Volevo fortissimanente vederli. Vediamo un po', mi dicevo, se questo folletto inglese, straricco e viziato, riesce a fare musica o vive solo di divismo.
Bene: sputtanato, e ne sono felice.

Messo da parte il primo periodo acid jazz, e soprattutto (purtroppo) ormai andati i fidi Tobey Smith e Stuart Zender, il nuovo Jason Kay si ripresenta con sonorità eclettiche, spruzzi disco e piccoli squarci rock à la Sly and Family Stone.

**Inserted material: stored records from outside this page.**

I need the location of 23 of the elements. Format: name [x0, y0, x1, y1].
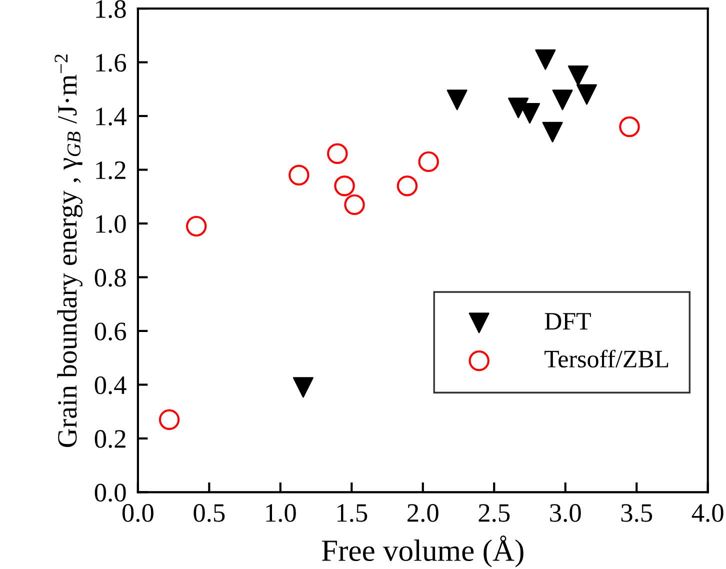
y-tick-label: 1.8: [96, 0, 126, 18]
legend-label: Tersoff/ZBL: [544, 350, 668, 368]
y-tick-label: 1.2: [96, 161, 126, 180]
y-tick-label: 0.6: [94, 322, 126, 340]
y-axis-title: Grain boundary energy , γ$_{GB}$ /J·m$^{−2}$: [54, 54, 82, 447]
x-tick-label: 3.0: [550, 504, 581, 522]
y-tick-label: 1.0: [96, 215, 126, 234]
legend-label: DFT: [544, 313, 591, 330]
x-tick-label: 1.0: [266, 504, 296, 522]
y-tick-label: 0.0: [94, 484, 126, 502]
y-tick-label: 0.4: [94, 376, 126, 394]
x-tick-label: 1.5: [337, 504, 368, 522]
x-tick-label: 0.5: [194, 504, 225, 522]
x-tick-label: 2.5: [478, 504, 510, 522]
x-tick-label: 2.0: [408, 504, 438, 522]
x-tick-label: 4.0: [692, 504, 724, 522]
y-tick-label: 0.2: [94, 430, 126, 448]
y-tick-label: 1.4: [96, 108, 126, 126]
y-tick-label: 1.6: [96, 54, 126, 72]
x-axis-title: Free volume (Å): [322, 536, 524, 568]
x-tick-label: 3.5: [621, 504, 652, 522]
x-tick-label: 0.0: [122, 504, 154, 522]
y-tick-label: 0.8: [94, 268, 126, 287]
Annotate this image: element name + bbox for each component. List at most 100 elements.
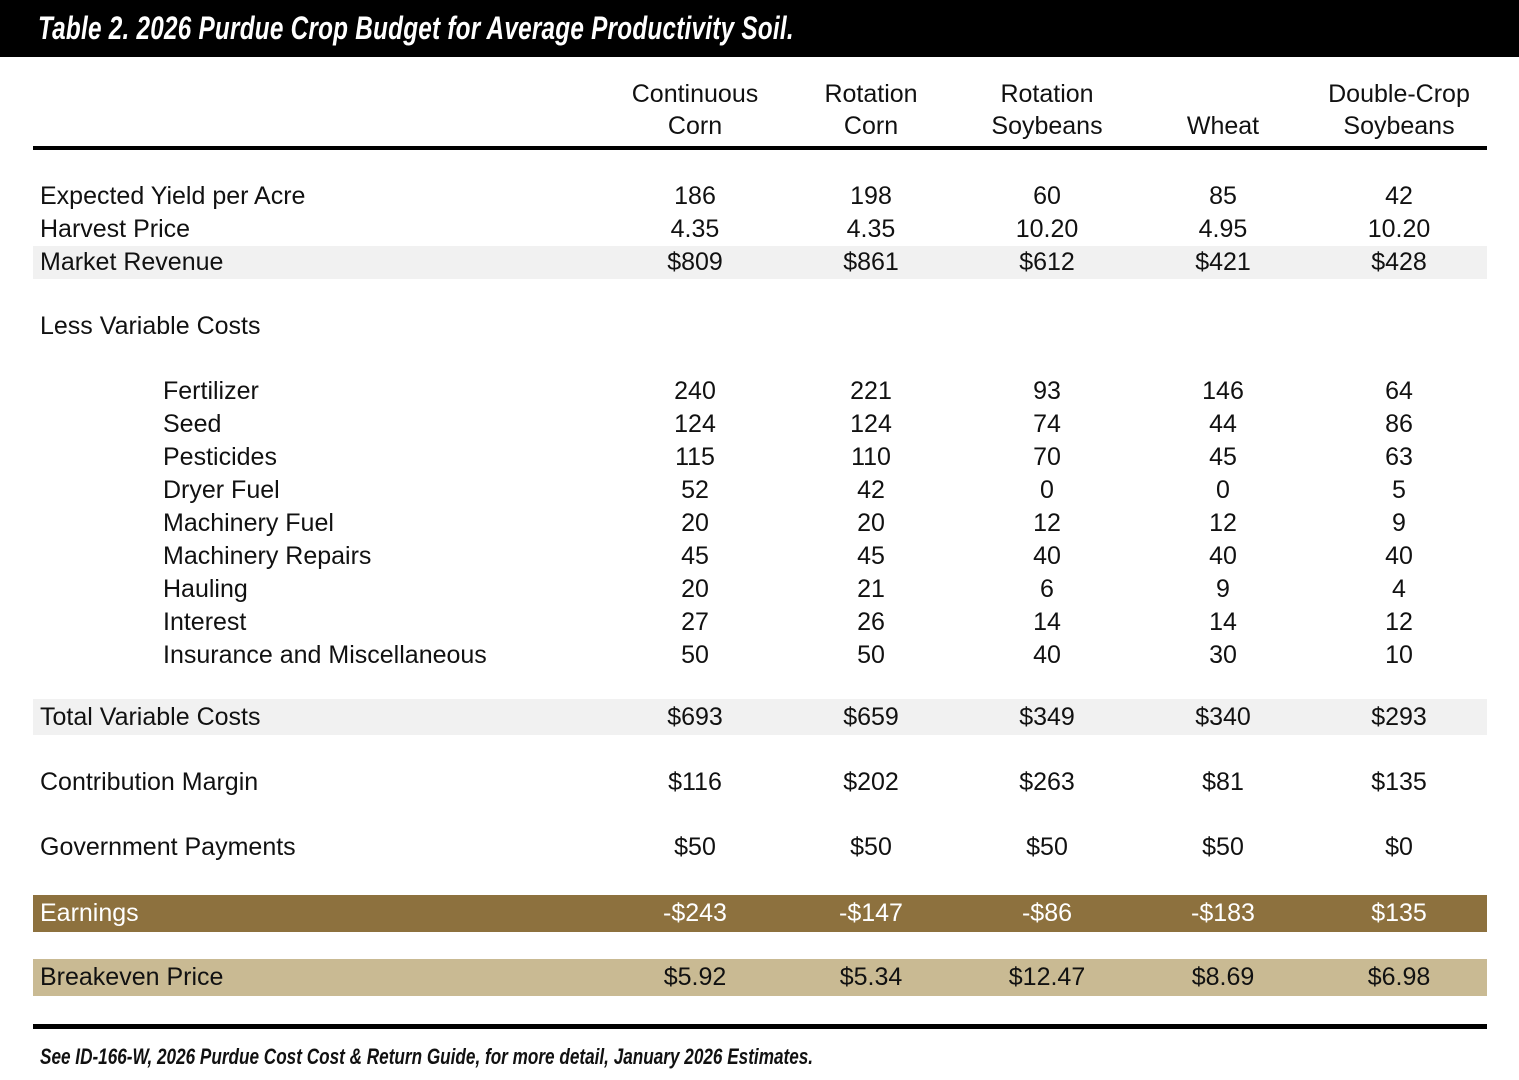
value-cell: 21 [857, 575, 885, 603]
row-hauling: Hauling 20 21 6 9 4 [33, 573, 1487, 606]
row-label: Fertilizer [163, 377, 259, 405]
row-section-less-variable-costs: Less Variable Costs [33, 310, 1487, 343]
column-header-line: Corn [843, 112, 899, 140]
column-header-line: Soybeans [1343, 112, 1455, 140]
value-cell: 85 [1209, 182, 1237, 210]
row-harvest-price: Harvest Price 4.35 4.35 10.20 4.95 10.20 [33, 213, 1487, 246]
value-cell: 64 [1385, 377, 1413, 405]
value-cell: $421 [1195, 248, 1251, 276]
value-cell: $293 [1371, 702, 1427, 731]
column-header-line: Soybeans [991, 112, 1103, 140]
column-header-line: Rotation [1000, 80, 1094, 108]
value-cell: $0 [1385, 833, 1413, 861]
row-fertilizer: Fertilizer 240 221 93 146 64 [33, 375, 1487, 408]
row-seed: Seed 124 124 74 44 86 [33, 408, 1487, 441]
row-insurance-miscellaneous: Insurance and Miscellaneous 50 50 40 30 … [33, 639, 1487, 672]
value-cell: 14 [1209, 608, 1237, 636]
value-cell: -$243 [663, 899, 727, 927]
value-cell: 20 [681, 509, 709, 537]
value-cell: 9 [1392, 509, 1406, 537]
value-cell: $612 [1019, 248, 1075, 276]
row-label: Dryer Fuel [163, 476, 280, 504]
value-cell: 5 [1392, 476, 1406, 504]
value-cell: 52 [681, 476, 709, 504]
row-interest: Interest 27 26 14 14 12 [33, 606, 1487, 639]
value-cell: 63 [1385, 443, 1413, 471]
column-header-rotation-corn: Rotation Corn [783, 78, 959, 142]
value-cell: 60 [1033, 182, 1061, 210]
value-cell: 45 [857, 542, 885, 570]
value-cell: $263 [1019, 768, 1075, 796]
value-cell: 70 [1033, 443, 1061, 471]
value-cell: 40 [1385, 542, 1413, 570]
value-cell: $50 [1202, 833, 1244, 861]
value-cell: -$147 [839, 899, 903, 927]
row-earnings: Earnings -$243 -$147 -$86 -$183 $135 [33, 895, 1487, 932]
value-cell: $659 [843, 702, 899, 731]
value-cell: 186 [674, 182, 716, 210]
column-header-wheat: Wheat [1135, 110, 1311, 142]
table-title: Table 2. 2026 Purdue Crop Budget for Ave… [38, 10, 794, 46]
value-cell: 12 [1385, 608, 1413, 636]
value-cell: 27 [681, 608, 709, 636]
column-header-line: Continuous [631, 80, 759, 108]
column-header-line: Rotation [824, 80, 918, 108]
value-cell: $135 [1371, 899, 1427, 927]
value-cell: 44 [1209, 410, 1237, 438]
row-label: Total Variable Costs [40, 702, 261, 731]
value-cell: 42 [1385, 182, 1413, 210]
value-cell: 86 [1385, 410, 1413, 438]
row-label: Interest [163, 608, 247, 636]
column-header-line: Double-Crop [1328, 80, 1470, 108]
value-cell: 6 [1040, 575, 1054, 603]
value-cell: $809 [667, 248, 723, 276]
value-cell: $861 [843, 248, 899, 276]
value-cell: 50 [857, 641, 885, 669]
value-cell: $12.47 [1008, 963, 1086, 991]
value-cell: $116 [668, 768, 722, 796]
value-cell: 221 [850, 377, 892, 405]
value-cell: 50 [681, 641, 709, 669]
value-cell: 4.35 [670, 215, 720, 243]
row-breakeven-price: Breakeven Price $5.92 $5.34 $12.47 $8.69… [33, 959, 1487, 996]
value-cell: 110 [851, 443, 891, 471]
value-cell: 40 [1033, 641, 1061, 669]
section-label: Less Variable Costs [40, 312, 261, 340]
value-cell: $81 [1202, 768, 1244, 796]
value-cell: 10.20 [1367, 215, 1431, 243]
row-government-payments: Government Payments $50 $50 $50 $50 $0 [33, 831, 1487, 864]
value-cell: 12 [1033, 509, 1061, 537]
value-cell: 10 [1385, 641, 1413, 669]
value-cell: 4.95 [1198, 215, 1248, 243]
row-label: Pesticides [163, 443, 277, 471]
value-cell: 9 [1216, 575, 1230, 603]
row-label: Insurance and Miscellaneous [163, 641, 487, 669]
row-label: Machinery Repairs [163, 542, 372, 570]
value-cell: $50 [850, 833, 892, 861]
value-cell: 93 [1033, 377, 1061, 405]
row-label: Hauling [163, 575, 248, 603]
row-label: Expected Yield per Acre [40, 182, 306, 210]
row-machinery-repairs: Machinery Repairs 45 45 40 40 40 [33, 540, 1487, 573]
row-label: Breakeven Price [40, 963, 224, 991]
value-cell: $349 [1019, 702, 1075, 731]
row-label: Market Revenue [40, 248, 224, 276]
footer-divider [33, 1024, 1487, 1029]
value-cell: 14 [1033, 608, 1061, 636]
value-cell: 10.20 [1015, 215, 1079, 243]
column-header-row: Continuous Corn Rotation Corn Rotation S… [33, 57, 1487, 150]
value-cell: 0 [1040, 476, 1054, 504]
value-cell: 42 [857, 476, 885, 504]
value-cell: 4.35 [846, 215, 896, 243]
value-cell: 124 [850, 410, 892, 438]
value-cell: 20 [857, 509, 885, 537]
column-header-rotation-soybeans: Rotation Soybeans [959, 78, 1135, 142]
column-header-continuous-corn: Continuous Corn [607, 78, 783, 142]
row-label: Harvest Price [40, 215, 191, 243]
value-cell: 45 [1209, 443, 1237, 471]
value-cell: 0 [1216, 476, 1230, 504]
value-cell: -$183 [1191, 899, 1255, 927]
value-cell: $50 [1026, 833, 1068, 861]
row-label: Contribution Margin [40, 768, 259, 796]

Il Palamalaguti ben presto si riempie: l'atmosfera è molto calda. La band viene introdotta da una musica molto groovie, il piccoletto arriva quatto quatto, tutina da ginnastica nera che fa molto 892-892, e il solito copricapo piumato. I primi brani mi verrebbe voglia di andare direttamente al mixer, e cantargliene quattro al tecnico: Jason si vede che ha voglia di cantare, ma il suo microfono viene spesso coperto dal resto della band.
"Canned Heat", "Little L", "Seven Days"... tutti brani famosi, "di pacca", nei quali spicca l'ottimo lavoro di Matt Johnson alle tastiere. Ma la vera scoperta è il drumming di McKenzie: quello non è un batterista. E' una macchina, un polipo che macina groove senza sosta. E piano piano Jason prende in mano la situazione: poco divismo, anzi nulla, poche mossette ammiccanti, e molta voglia di soul.
Un intro fantastica introduce "Alright", praticamente accompagnata da un intero palazzetto che salta a mani alzate.
Belle le luci, ottima musica, suonata con coesione e poca ruffianeria (come inizialmente temevo...). Il leader mi ha sorpreso per l'apparente umiltà, e la voglia di apparire come semplice vocalist, senza ruffianerie e divismi vari.
Alla fine esco soddisfatto da un ottimo concerto, che mi ha piacevolmente sorpreso.